The 2010 Census report data has been released.
The U.S. Census Bureau announced today that the 2010 Census showed the resident population of the United States on April 1, 2010, was 308,745,538. That number reflects a noteworthy drop in normal population increase. The population increase was 9.7%. That is the slowest population growth since the decade of the Great Depression. One reason may be the deep recession during the last of the past decade. Illegal immigrants returned home and those considering immigration remained in their home country.
The trend is population movement going south and west. For the first time, the West is more populous than the Midwest, according to 2010 census figures.
The most populous state was California (37,253,956); the least populous, Wyoming (563,626). The state that gained the most numerically since the 2000 Census was Texas (up 4,293,741 to 25,145,561) and the state that gained the most as a percentage of its 2000 Census count was Nevada (up 35.1% to 2,700,551).

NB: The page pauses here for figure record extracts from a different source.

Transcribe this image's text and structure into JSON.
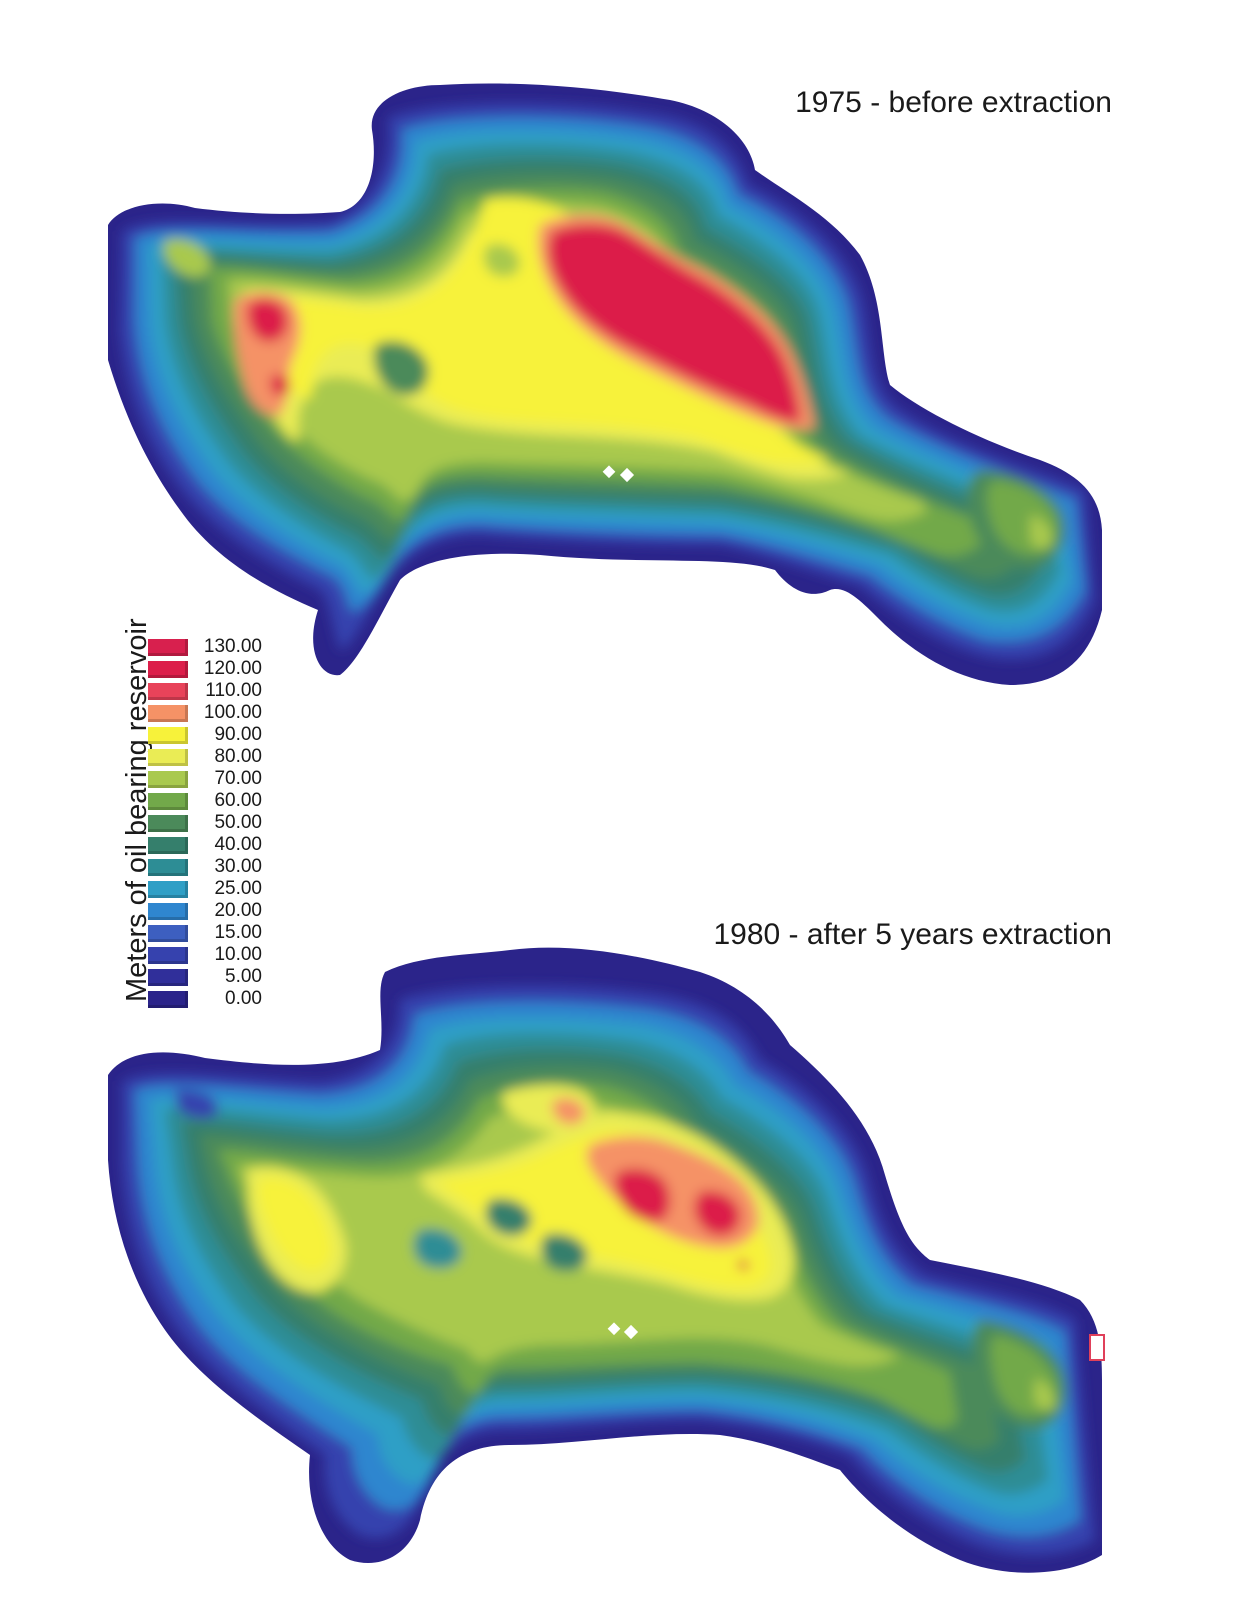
{
  "maps": [
    {
      "id": "top",
      "title": "1975 - before extraction"
    },
    {
      "id": "bottom",
      "title": "1980 - after 5 years extraction"
    }
  ],
  "legend": {
    "title": "Meters of oil bearing reservoir",
    "items": [
      {
        "label": "130.00",
        "color": "#d8204e"
      },
      {
        "label": "120.00",
        "color": "#dc1e4a"
      },
      {
        "label": "110.00",
        "color": "#e8435a"
      },
      {
        "label": "100.00",
        "color": "#f59266"
      },
      {
        "label": "90.00",
        "color": "#f7f23a"
      },
      {
        "label": "80.00",
        "color": "#eaec55"
      },
      {
        "label": "70.00",
        "color": "#a9c94e"
      },
      {
        "label": "60.00",
        "color": "#72a94a"
      },
      {
        "label": "50.00",
        "color": "#4b8a5a"
      },
      {
        "label": "40.00",
        "color": "#357f6c"
      },
      {
        "label": "30.00",
        "color": "#2d8d95"
      },
      {
        "label": "25.00",
        "color": "#2f9fc6"
      },
      {
        "label": "20.00",
        "color": "#2f86cf"
      },
      {
        "label": "15.00",
        "color": "#3d5fc0"
      },
      {
        "label": "10.00",
        "color": "#3642ae"
      },
      {
        "label": "5.00",
        "color": "#302f9a"
      },
      {
        "label": "0.00",
        "color": "#2b248a"
      }
    ]
  }
}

Regionally, the South and the West picked up the bulk of the population increase, 14,318,924 and 8,747,621, respectively. But the Northeast and the Midwest also grew: 1,722,862 and 2,534,225.

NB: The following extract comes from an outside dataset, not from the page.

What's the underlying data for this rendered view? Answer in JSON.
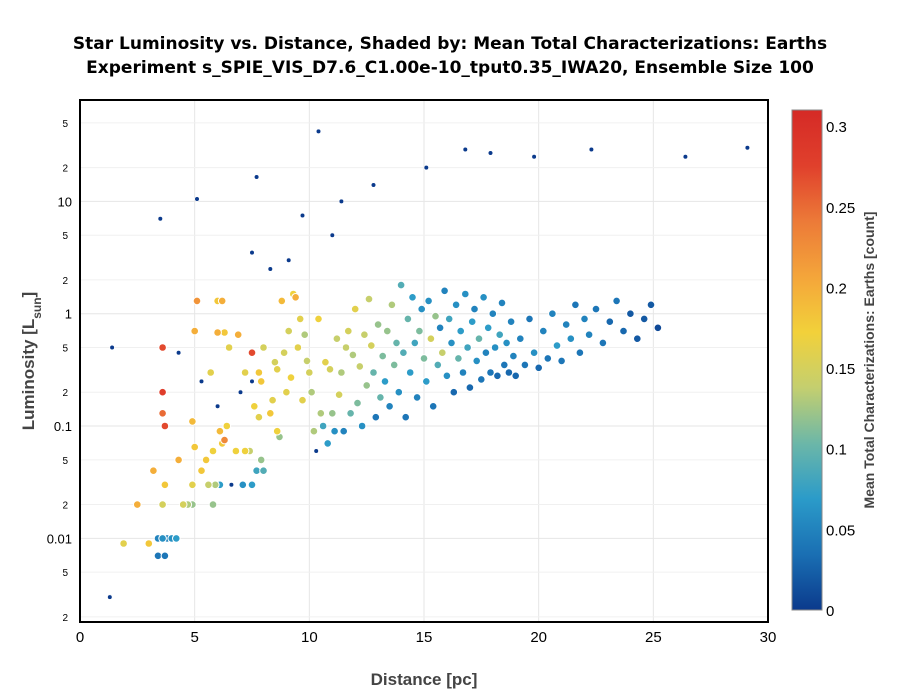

The census is a constitutionally required exercise.
“As you know the constitutional purpose of the census is the redistribution of the membership of the House of Representatives across states proportional to the population,” continued Groves. “Since 1940 the law has specified that the Census Bureau use the method of equal proportions to assign seats to the states.”
The State of Texas gains four congressional seats. Texas has the biggest gain. Eighth states gained seats, ten states lost seats.
By law, illegal immigrants are counted. This has an effect on the outcome, including producing districts with more than half of the voting age residents ineligible to actually vote.
Several states with large immigration populations, both legal and illegal, will gain at least one seat out of the latest census numbers. They include Florida, Texas, Arizona and Nevada. South Carolina, Georgia and Washington state, which all saw unusually high rates of growth in their immigrant populations over the past decade, will also gain a congressional seat each. South Carolina, for instance, registered a 150 percent increase in its immigrant population, according to a CIS analysis.